Polisi masih mendalami motif di balik aksi penusukan terhadap mantan kepala desa (kades) berinisial HASJ (55) di Desa Ciherang Pondok, Kecamatan Caringin, Bogor, Jawa Barat. Pelaku penusukan, yang berinisial M, rencananya akan menjalani pemeriksaan kejiwaan di rumah sakit jiwa (RSJ).
Pemeriksaan Kejiwaan untuk Menentukan Status Hukum
Kapolsek Caringin, AKP Jajang, menjelaskan bahwa pemeriksaan kejiwaan M bertujuan untuk memastikan apakah pelaku memiliki gangguan jiwa. “Iya (motif didalami), nanti mau dibawa ke RSJ untuk pemeriksaan untuk meyakinkan jaksa bahwa dia terganggu ingatannya atau tidak,” ujar Jajang kepada wartawan, Sabtu (14/2/2026).
Hingga kini, status hukum pelaku M belum ditetapkan sebagai tersangka. Jajang menambahkan bahwa pelaku M menunjukkan penyesalan atas perbuatannya. “Sementara dia masih semacam trauma, baru diinterogasi. Sementara tidak ada motif lain, hanya menyesal karena harus nusuk Pak Haji,” ucapnya.

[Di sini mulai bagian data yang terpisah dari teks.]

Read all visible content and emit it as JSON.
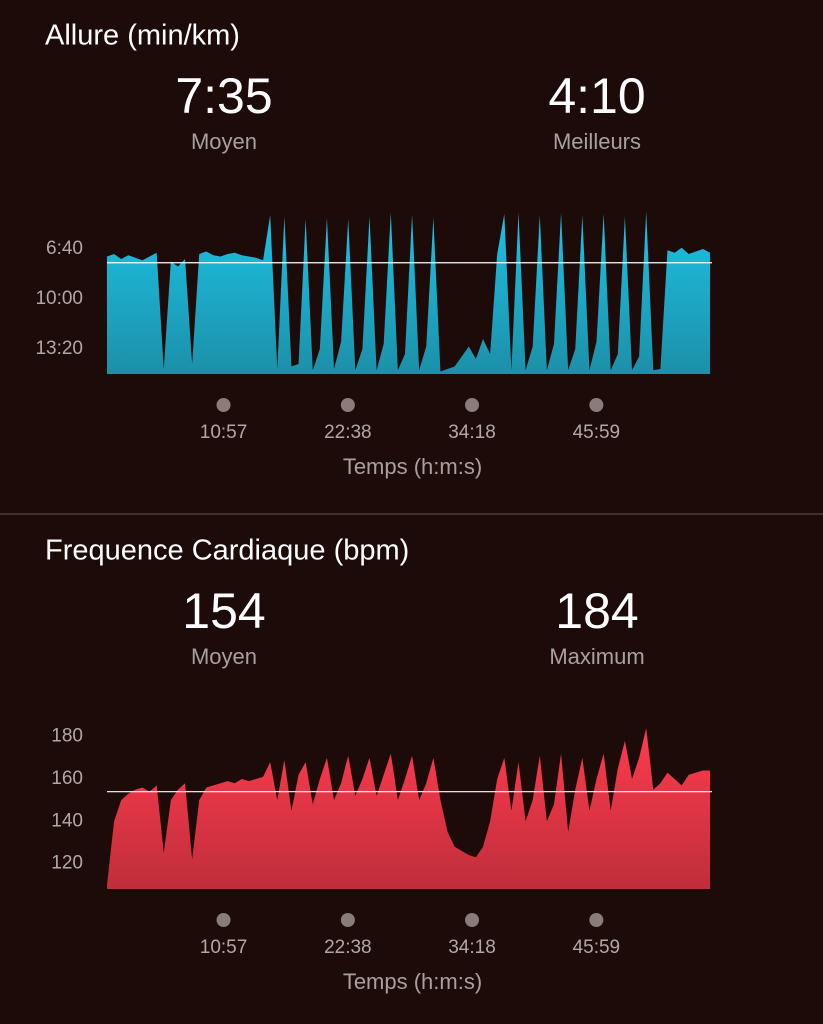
{
  "chart_data": [
    {
      "type": "area",
      "title": "Allure (min/km)",
      "x_label": "Temps (h:m:s)",
      "inverted": true,
      "color": "#1cc3e6",
      "stats": [
        {
          "value": 455,
          "label": "7:35",
          "name": "Moyen"
        },
        {
          "value": 250,
          "label": "4:10",
          "name": "Meilleurs"
        }
      ],
      "xlim": [
        0,
        3411
      ],
      "xticks": [
        {
          "value": 657,
          "label": "10:57"
        },
        {
          "value": 1358,
          "label": "22:38"
        },
        {
          "value": 2058,
          "label": "34:18"
        },
        {
          "value": 2759,
          "label": "45:59"
        }
      ],
      "ylim": [
        900,
        240
      ],
      "yticks": [
        {
          "value": 400,
          "label": "6:40"
        },
        {
          "value": 600,
          "label": "10:00"
        },
        {
          "value": 800,
          "label": "13:20"
        }
      ],
      "x": [
        0,
        40,
        80,
        120,
        160,
        200,
        240,
        280,
        320,
        360,
        400,
        440,
        480,
        520,
        560,
        600,
        640,
        680,
        720,
        760,
        800,
        840,
        880,
        920,
        960,
        1000,
        1040,
        1080,
        1120,
        1160,
        1200,
        1240,
        1280,
        1320,
        1360,
        1400,
        1440,
        1480,
        1520,
        1560,
        1600,
        1640,
        1680,
        1720,
        1760,
        1800,
        1840,
        1880,
        1920,
        1960,
        2000,
        2040,
        2080,
        2120,
        2160,
        2200,
        2240,
        2280,
        2320,
        2360,
        2400,
        2440,
        2480,
        2520,
        2560,
        2600,
        2640,
        2680,
        2720,
        2760,
        2800,
        2840,
        2880,
        2920,
        2960,
        3000,
        3040,
        3080,
        3120,
        3160,
        3200,
        3240,
        3280,
        3320,
        3360,
        3400
      ],
      "values": [
        430,
        420,
        440,
        425,
        435,
        445,
        430,
        415,
        880,
        450,
        470,
        440,
        860,
        420,
        410,
        425,
        430,
        420,
        415,
        425,
        430,
        435,
        445,
        265,
        880,
        270,
        870,
        860,
        280,
        885,
        800,
        275,
        880,
        770,
        280,
        885,
        800,
        270,
        885,
        780,
        255,
        885,
        820,
        262,
        885,
        790,
        275,
        890,
        880,
        870,
        830,
        790,
        840,
        760,
        820,
        420,
        260,
        885,
        255,
        885,
        790,
        265,
        885,
        780,
        255,
        885,
        800,
        265,
        885,
        770,
        260,
        885,
        820,
        270,
        885,
        830,
        250,
        885,
        880,
        405,
        415,
        395,
        420,
        410,
        400,
        415
      ]
    },
    {
      "type": "area",
      "title": "Frequence Cardiaque (bpm)",
      "x_label": "Temps (h:m:s)",
      "color": "#ff3b4e",
      "stats": [
        {
          "value": 154,
          "name": "Moyen"
        },
        {
          "value": 184,
          "name": "Maximum"
        }
      ],
      "xlim": [
        0,
        3411
      ],
      "xticks": [
        {
          "value": 657,
          "label": "10:57"
        },
        {
          "value": 1358,
          "label": "22:38"
        },
        {
          "value": 2058,
          "label": "34:18"
        },
        {
          "value": 2759,
          "label": "45:59"
        }
      ],
      "ylim": [
        108,
        186
      ],
      "yticks": [
        120,
        140,
        160,
        180
      ],
      "x": [
        0,
        40,
        80,
        120,
        160,
        200,
        240,
        280,
        320,
        360,
        400,
        440,
        480,
        520,
        560,
        600,
        640,
        680,
        720,
        760,
        800,
        840,
        880,
        920,
        960,
        1000,
        1040,
        1080,
        1120,
        1160,
        1200,
        1240,
        1280,
        1320,
        1360,
        1400,
        1440,
        1480,
        1520,
        1560,
        1600,
        1640,
        1680,
        1720,
        1760,
        1800,
        1840,
        1880,
        1920,
        1960,
        2000,
        2040,
        2080,
        2120,
        2160,
        2200,
        2240,
        2280,
        2320,
        2360,
        2400,
        2440,
        2480,
        2520,
        2560,
        2600,
        2640,
        2680,
        2720,
        2760,
        2800,
        2840,
        2880,
        2920,
        2960,
        3000,
        3040,
        3080,
        3120,
        3160,
        3200,
        3240,
        3280,
        3320,
        3360,
        3400
      ],
      "values": [
        110,
        140,
        150,
        153,
        155,
        156,
        154,
        157,
        125,
        150,
        155,
        158,
        122,
        150,
        156,
        157,
        158,
        159,
        158,
        160,
        159,
        160,
        161,
        168,
        150,
        169,
        145,
        162,
        168,
        148,
        160,
        170,
        150,
        158,
        171,
        152,
        160,
        170,
        152,
        162,
        172,
        150,
        160,
        171,
        150,
        158,
        170,
        150,
        135,
        128,
        126,
        124,
        123,
        128,
        140,
        160,
        170,
        145,
        168,
        140,
        150,
        171,
        140,
        148,
        172,
        135,
        155,
        170,
        145,
        160,
        172,
        145,
        165,
        178,
        160,
        170,
        184,
        155,
        158,
        163,
        160,
        157,
        162,
        163,
        164,
        164
      ]
    }
  ]
}
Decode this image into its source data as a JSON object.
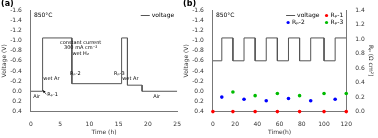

Tetangga yang Menyesal, Tanpa Unsur Dendam
Pelaku M diketahui merupakan tetangga korban yang tinggal di RT yang sama. Berdasarkan pemeriksaan awal, polisi belum menemukan adanya unsur dendam yang mendasari tindakan penusukan tersebut. “Nggak ada (dendam),” tegas Jajang.
Kronologi Penusukan Pasca Salat Jumat
Peristiwa penusukan terjadi pada Jumat (13/2) sekitar pukul 12.30 WIB. Saat korban HASJ hendak pulang dari masjid melalui pintu keluar, pelaku M tiba-tiba menghadang dan melakukan penusukan menggunakan pisau. Senjata tajam tersebut mengenai bagian perut sebelah kiri korban.
Warga yang melihat kejadian tersebut segera bertindak cepat. Mereka berhasil menghentikan dan menangkap pelaku di lokasi kejadian sebelum petugas Polsek Caringin tiba. “Pelaku sempat diamankan oleh warga di lokasi guna menghindari aksi massa sebelum akhirnya dijemput oleh petugas Piket Fungsi Polsek Caringin,” jelas Jajang.
Korban segera dilarikan ke rumah sakit untuk mendapatkan perawatan medis. Polisi berhasil mengamankan barang bukti berupa pisau yang digunakan pelaku dalam aksi tersebut.